Our very first day in London, we went directly to my favorite bookstore in the city. If we hadn’t, I’d just be counting the minutes until I did. Beatrice understood completely. Hatchards, founded in 1797, is the oldest bookshop in London, just off Piccadilly Circus. It’s the official bookstore to the royal family; it actually feels like a bit of a privilege to shop there. A wooden staircase, buffed by age, winds up multiple floors, past displays featuring an idiosyncratic selection of literary fiction and stubbornly British subjects of concern. There is no café.
Beatrice, her undereyes mauve with fatigue, was nonetheless stirred awake by the store’s bounty of Blyton. She pored over her options, plucking titles from the shelves into hopeful towers on the floor. The Hatchards salesperson kept giving us additional shopping bags and gold paper bookmarks as if we would somehow dematerialize if not adequately rewarded for our patronage. While there, I picked up the Patrick Melrose series, published here individually with muted pastel covers that telegraphed the melancholy contents within.
Beatrice had her books and I had mine. The first Patrick Melrose book, Never Mind, takes place over the course of a day in the life of a five-year-old boy from an aristocratic family: his mother, a drug-addled narcissist; his father, a sadist. The boy Patrick meanders about the family house in Provence, neglected by the adults who are supposed to care for him. When he is summoned by his father and sexually abused—a heartbreaker of a scene told entirely from the child’s bewildered perspective—it’s the most parental attention he ever gets.
Reading this on the train, I immediately choked up, and as our train pulled into our station I found it hard to make any sound, never mind the customary maternal chatter or parental exhortation. Beatrice was across from me, though far off in a very different corner of English literature with Blyton’s St. Clare’s series.
“Ack, our stop!” she cried in mild panic, looking up from her book as if at any moment the world outside could slip from her grasp. “I was at the best part!” She didn’t have time to see my tears before they were wiped away. Certain stories children are not prepared to hear. Sometimes adults aren’t either.

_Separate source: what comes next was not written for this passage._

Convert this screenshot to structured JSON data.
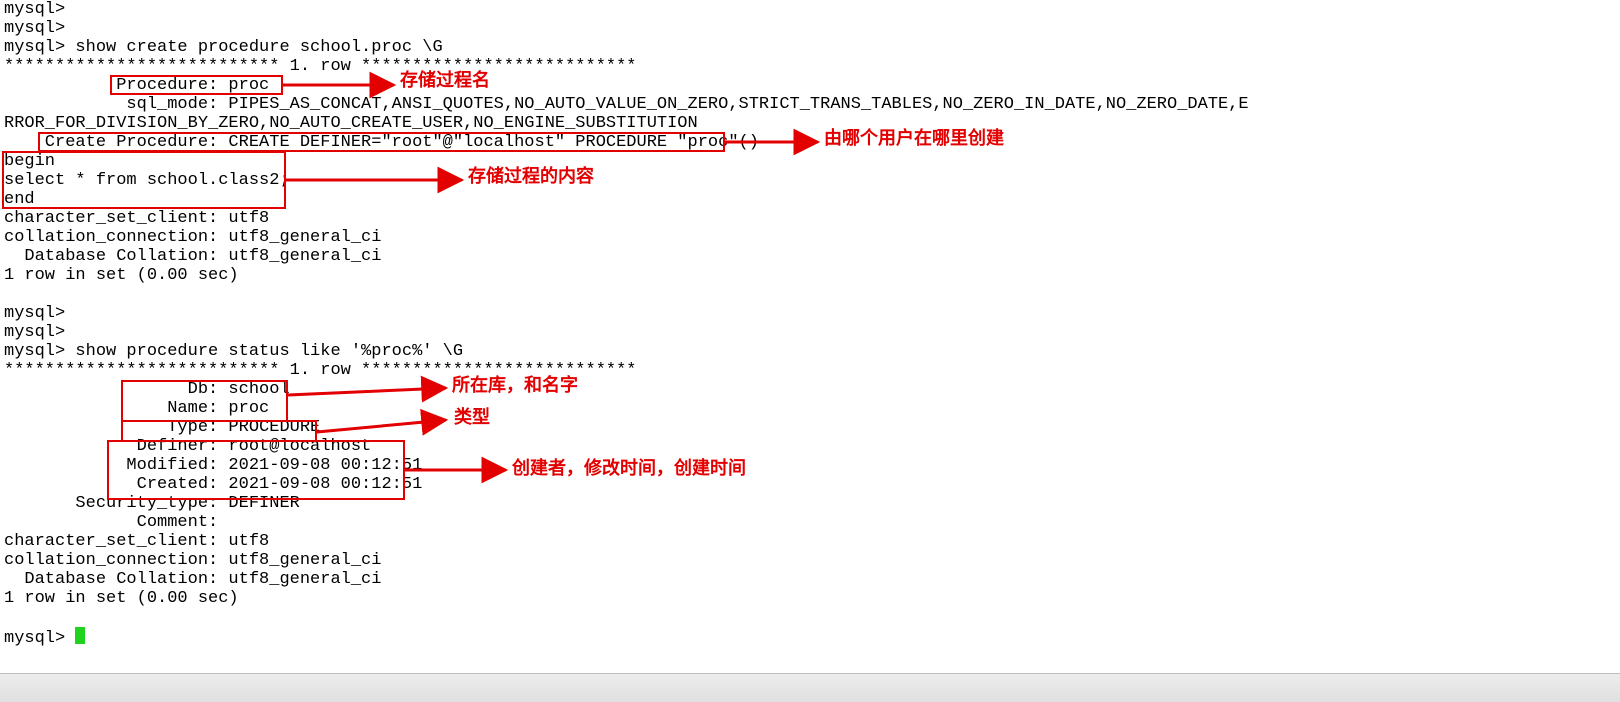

You would think that as we age, tales of other people’s suffering wouldn’t tug at us so insistently. In fact, the opposite can be true. The triggers are more numerous and more readily accessed, the losses felt more acutely. When you read about an injured child or an ignored brother or an estranged parent, you can more easily intuit their pain. Nostalgia goes from being a light feeling of déjà vu to something more primal and raw. The span of history constricts as decades-old horrors no longer seem quite so distant.When I was growing up, the Holocaust felt like ancient history; now it seems to have taken place yesterday.
The greater stakes can make every tragic plot turn ever more real and painful. In the second volume of the Melrose series, Bad News, Patrick is in his twenties and addicted to heroin. One very long night, while bingeing on an appalling mixture of substances, he receives a message from home that his estranged father, the man who tormented him throughout his childhood, has died. The bad news of the title is multifold: a father has died, a son has been nearly destroyed, their relationship has been poisonous from beginning to end, any possibility of reconciliation ruined.